TORONTO, ONTARIO--(Marketwire - Sept. 26, 2011) - Gemoscan Canada, Inc. ("Gemoscan" or the "Corporation") (CNSX:GES) (MUN:1GE) is pleased to announce that, in compliance with CNSX policies, the closing of the first tranche of its previously disclosed non-brokered private placement is scheduled for September 28, 2011 for gross proceeds of C$620,000 (the "Offering"). Under the Offering, the Corporation issued 1,771,428 units (the "Units") at C$0.35 per Unit. Each Unit consisted of one Class A share ("Common Share") and one half of one Common Share purchase warrant (the "Warrants"). Each whole Warrant will entitle the holder to purchase one Common Share of the Corporation (the "Warrant Share") at a price of C$0.55 per Warrant Share and all Warrants will expire no later than September 28, 2013. In connection with the Private Placement, finder's fees may be payable. The Private Placement and finder's fees are subject to applicable regulatory approvals.
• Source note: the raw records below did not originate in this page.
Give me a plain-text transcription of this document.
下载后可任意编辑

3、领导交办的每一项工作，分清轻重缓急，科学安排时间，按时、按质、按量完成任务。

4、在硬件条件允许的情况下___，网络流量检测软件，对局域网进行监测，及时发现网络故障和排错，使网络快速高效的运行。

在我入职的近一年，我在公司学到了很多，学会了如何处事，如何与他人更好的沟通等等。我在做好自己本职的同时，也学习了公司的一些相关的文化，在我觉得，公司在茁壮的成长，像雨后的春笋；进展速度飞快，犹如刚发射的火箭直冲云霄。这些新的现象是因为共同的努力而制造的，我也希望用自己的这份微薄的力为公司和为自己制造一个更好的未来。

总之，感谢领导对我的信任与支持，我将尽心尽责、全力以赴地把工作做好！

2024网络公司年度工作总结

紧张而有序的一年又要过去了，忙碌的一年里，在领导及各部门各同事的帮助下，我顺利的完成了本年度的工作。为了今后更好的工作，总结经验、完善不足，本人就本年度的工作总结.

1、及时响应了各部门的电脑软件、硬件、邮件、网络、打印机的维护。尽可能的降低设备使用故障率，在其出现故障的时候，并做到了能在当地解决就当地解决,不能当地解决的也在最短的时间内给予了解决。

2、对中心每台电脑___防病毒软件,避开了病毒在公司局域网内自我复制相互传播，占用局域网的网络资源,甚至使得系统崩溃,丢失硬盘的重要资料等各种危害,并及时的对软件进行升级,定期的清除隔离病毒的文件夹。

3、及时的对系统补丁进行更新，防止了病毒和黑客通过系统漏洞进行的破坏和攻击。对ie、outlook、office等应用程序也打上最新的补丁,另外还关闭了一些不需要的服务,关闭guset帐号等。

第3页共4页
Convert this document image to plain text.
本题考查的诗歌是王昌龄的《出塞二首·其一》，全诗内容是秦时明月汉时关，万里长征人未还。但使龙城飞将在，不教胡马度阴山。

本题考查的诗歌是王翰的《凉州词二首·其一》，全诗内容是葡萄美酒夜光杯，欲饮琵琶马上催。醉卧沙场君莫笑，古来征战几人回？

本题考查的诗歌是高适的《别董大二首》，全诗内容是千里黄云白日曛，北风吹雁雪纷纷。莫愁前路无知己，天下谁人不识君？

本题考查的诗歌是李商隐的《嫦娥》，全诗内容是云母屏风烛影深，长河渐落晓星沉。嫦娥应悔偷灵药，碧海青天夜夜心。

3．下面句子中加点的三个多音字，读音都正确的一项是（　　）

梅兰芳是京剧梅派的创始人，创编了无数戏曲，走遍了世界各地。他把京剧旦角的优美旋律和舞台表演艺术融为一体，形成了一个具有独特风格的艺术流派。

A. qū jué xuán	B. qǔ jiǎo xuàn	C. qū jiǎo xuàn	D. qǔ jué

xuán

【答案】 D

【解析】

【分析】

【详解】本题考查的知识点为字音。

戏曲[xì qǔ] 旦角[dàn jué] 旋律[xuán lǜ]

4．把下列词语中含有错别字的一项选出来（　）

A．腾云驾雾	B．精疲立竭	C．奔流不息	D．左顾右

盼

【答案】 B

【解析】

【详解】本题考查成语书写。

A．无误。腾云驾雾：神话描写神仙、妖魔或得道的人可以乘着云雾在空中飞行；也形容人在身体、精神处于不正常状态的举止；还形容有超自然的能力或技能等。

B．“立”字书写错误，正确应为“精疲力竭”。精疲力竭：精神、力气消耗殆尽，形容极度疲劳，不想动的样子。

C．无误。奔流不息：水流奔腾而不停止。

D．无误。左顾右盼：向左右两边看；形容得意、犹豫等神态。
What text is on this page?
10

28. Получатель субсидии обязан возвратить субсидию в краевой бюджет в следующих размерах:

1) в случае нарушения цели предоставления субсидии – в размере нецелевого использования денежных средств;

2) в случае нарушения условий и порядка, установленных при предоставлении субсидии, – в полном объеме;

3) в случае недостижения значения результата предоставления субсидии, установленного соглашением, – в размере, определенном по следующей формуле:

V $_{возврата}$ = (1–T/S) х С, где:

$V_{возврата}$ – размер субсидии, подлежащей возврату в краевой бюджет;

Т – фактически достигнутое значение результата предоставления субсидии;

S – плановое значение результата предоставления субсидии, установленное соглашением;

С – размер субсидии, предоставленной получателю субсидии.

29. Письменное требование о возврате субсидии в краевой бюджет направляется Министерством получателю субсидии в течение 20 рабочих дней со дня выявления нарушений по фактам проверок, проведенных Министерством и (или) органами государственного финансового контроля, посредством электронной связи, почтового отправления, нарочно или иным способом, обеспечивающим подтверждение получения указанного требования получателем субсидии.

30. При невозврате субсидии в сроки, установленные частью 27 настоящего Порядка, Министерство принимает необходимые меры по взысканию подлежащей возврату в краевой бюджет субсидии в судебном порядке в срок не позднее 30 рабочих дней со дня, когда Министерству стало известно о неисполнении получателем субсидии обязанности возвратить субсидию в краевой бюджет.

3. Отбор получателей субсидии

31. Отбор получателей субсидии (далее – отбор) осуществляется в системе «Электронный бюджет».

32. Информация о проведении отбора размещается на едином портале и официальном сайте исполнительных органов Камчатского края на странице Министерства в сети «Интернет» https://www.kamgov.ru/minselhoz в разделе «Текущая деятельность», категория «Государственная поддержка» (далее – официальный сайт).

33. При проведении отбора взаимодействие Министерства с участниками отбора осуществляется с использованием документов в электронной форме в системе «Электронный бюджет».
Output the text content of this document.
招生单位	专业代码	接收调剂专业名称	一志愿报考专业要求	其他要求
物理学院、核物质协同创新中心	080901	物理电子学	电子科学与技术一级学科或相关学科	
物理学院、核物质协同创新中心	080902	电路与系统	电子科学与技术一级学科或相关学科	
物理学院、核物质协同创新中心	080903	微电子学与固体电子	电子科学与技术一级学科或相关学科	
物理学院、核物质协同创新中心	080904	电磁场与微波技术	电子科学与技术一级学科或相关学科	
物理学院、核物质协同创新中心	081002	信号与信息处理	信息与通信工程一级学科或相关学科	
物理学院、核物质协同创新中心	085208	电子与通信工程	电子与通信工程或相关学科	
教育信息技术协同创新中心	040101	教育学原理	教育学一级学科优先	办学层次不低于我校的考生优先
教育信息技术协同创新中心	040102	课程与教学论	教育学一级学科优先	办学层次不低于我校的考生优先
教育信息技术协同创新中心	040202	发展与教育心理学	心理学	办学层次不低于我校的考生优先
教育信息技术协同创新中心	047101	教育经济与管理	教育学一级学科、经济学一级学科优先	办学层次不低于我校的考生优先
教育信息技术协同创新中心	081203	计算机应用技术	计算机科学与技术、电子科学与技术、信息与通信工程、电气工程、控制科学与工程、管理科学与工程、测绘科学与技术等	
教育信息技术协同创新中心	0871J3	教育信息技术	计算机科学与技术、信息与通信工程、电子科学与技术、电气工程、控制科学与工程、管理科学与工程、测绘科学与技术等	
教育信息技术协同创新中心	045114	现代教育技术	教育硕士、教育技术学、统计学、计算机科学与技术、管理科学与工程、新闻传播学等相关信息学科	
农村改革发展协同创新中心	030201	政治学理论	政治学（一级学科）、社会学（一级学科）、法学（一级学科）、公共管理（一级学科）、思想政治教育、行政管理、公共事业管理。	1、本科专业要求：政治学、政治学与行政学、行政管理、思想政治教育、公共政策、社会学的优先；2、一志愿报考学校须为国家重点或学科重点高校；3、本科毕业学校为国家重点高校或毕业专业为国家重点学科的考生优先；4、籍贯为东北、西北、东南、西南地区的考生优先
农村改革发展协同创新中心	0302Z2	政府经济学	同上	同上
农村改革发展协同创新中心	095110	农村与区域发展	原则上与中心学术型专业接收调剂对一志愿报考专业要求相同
Proceeds from the Private Placement will be used to enhance the Corporation's cash position and strengthen its working capital position. The securities issued will be subject to a four-month plus one day hold period from the date of closing. Post closing, Gemoscan has a total of 22,861,433 Common Shares outstanding.
Gemoscan is a company listed and trading on the Canadian National Stock Exchange, symbol: GES.
The CNSX has not reviewed and does not accept responsibility for the adequacy of this release.